This invention relates to an infrared shielding lamination, and more particularly to an infrared shielding laminated body which is transparent to visible light, but is capable of effectively shutting out infrared rays and near-infrared rays.
If use is made of window glass which is transparent to visible light but effectively excludes infrared rays, thermal insulation provided by the car windows will be accordingly improved. Specifically, the infrared rays will be prevented from reaching the interior of the car, whereby the cooling performance of the car will be improved accordingly. As a result, the amount of power required for air conditioning the car will be reduced.
Conventionally, window glass has been made transparent to visible light but capable of eliminating infrared rays by coating the glass with an infrared ray shielding substance. Such window glass, however, is unsatisfactory in its transparency to visible light, its ability to exclude infrared rays, the durability of its physical and chemical qualities and other characteristics.
In the prior art an ordinary glass plate which is transparent to visible light is covered by a single coating layer of infrared shielding substance, such as Indium-Tin-Oxide (In.sub.2 O.sub.3 --SnO.sub.2) (hereinafter abbreviated as "ITO"). A family of semiconductor substances represented by ITO show fairly good shielding capability for the wavelengths in the infrared range longer than 13000 angstroms, which range is slightly separated from the spectrum of visible light, and these substances can be readily produced. These semiconductor substances, however, show inadequate shielding capability for the near-infrared range from 7000 to 13000 angstroms. Sunlight and other ambient light have a distribution of relatively strong energy over the whole range of the near-infrared spectrum, and therefore disadvantageously conventional infrared-shielding window glass allows the passage of a relatively large amount of thermal energy into an enclosed space, such as the interior of a car.

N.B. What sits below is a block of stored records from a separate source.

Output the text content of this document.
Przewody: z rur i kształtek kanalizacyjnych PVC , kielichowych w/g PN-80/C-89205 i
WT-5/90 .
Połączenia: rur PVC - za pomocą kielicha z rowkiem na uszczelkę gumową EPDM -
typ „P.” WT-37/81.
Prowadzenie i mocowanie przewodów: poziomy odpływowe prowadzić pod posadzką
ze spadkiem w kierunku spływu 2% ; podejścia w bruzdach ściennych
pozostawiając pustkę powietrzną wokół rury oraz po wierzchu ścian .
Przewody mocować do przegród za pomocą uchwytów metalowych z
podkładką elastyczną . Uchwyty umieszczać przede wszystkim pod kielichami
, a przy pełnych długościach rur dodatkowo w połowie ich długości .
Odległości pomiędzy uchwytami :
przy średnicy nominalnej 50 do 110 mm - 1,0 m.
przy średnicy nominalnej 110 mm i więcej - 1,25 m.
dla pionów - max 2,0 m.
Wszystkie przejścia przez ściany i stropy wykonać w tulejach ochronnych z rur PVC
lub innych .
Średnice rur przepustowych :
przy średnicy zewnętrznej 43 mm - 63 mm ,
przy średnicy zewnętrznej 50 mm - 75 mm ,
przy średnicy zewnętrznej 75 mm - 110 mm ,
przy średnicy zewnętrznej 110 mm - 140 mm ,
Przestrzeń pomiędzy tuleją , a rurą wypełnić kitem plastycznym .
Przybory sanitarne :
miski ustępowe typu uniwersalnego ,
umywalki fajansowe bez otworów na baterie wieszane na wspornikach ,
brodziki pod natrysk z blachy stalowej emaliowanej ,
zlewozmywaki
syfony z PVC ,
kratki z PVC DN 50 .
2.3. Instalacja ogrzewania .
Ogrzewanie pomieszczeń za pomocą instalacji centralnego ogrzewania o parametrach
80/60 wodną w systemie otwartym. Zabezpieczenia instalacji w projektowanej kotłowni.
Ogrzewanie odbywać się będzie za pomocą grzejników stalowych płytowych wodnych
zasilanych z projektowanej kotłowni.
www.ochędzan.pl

Up to now, attempts have been made to improve the optical characteristics of the ITO coating by extending its cut-off wavelength up to the near-infrared spectrum range. However, it has not been possible to produce such optically improved ITO without difficulty. What is worse is that the semiconductor material produced in this way shows poor transparency to visible light. For these and other reasons, it has been very difficult to obtain a coating material satisfactorily meeting the requirements both for transparency to visible rays and for shielding of infrared and near-infrared rays. The infrared shielding relying on a single ITO coating layer applied to a glass plate necessitates a large coating thickness, for instance, up to 3000-10000 angstroms. A large coating thickness, however, disadvantageously suffers a drastic decrease in its mechanical strength and the thick-coated layer is thus easy to break or peel off. This is because absorption of infrared rays in the thickness of the coating layer causes a thermal stress therein. When a glass with a thick infrared shield coating applied thereto is used as a window glass in a car, a mechanical stress is most liable to appear in the thickness of the infrared shield coating during the processing thereof or later during use. The rate of increase in these thermal and mechanical stresses rises with increasing thickness of the coating and accordingly the mechanical strength of the coating decreases inversely with the thickness of the coating.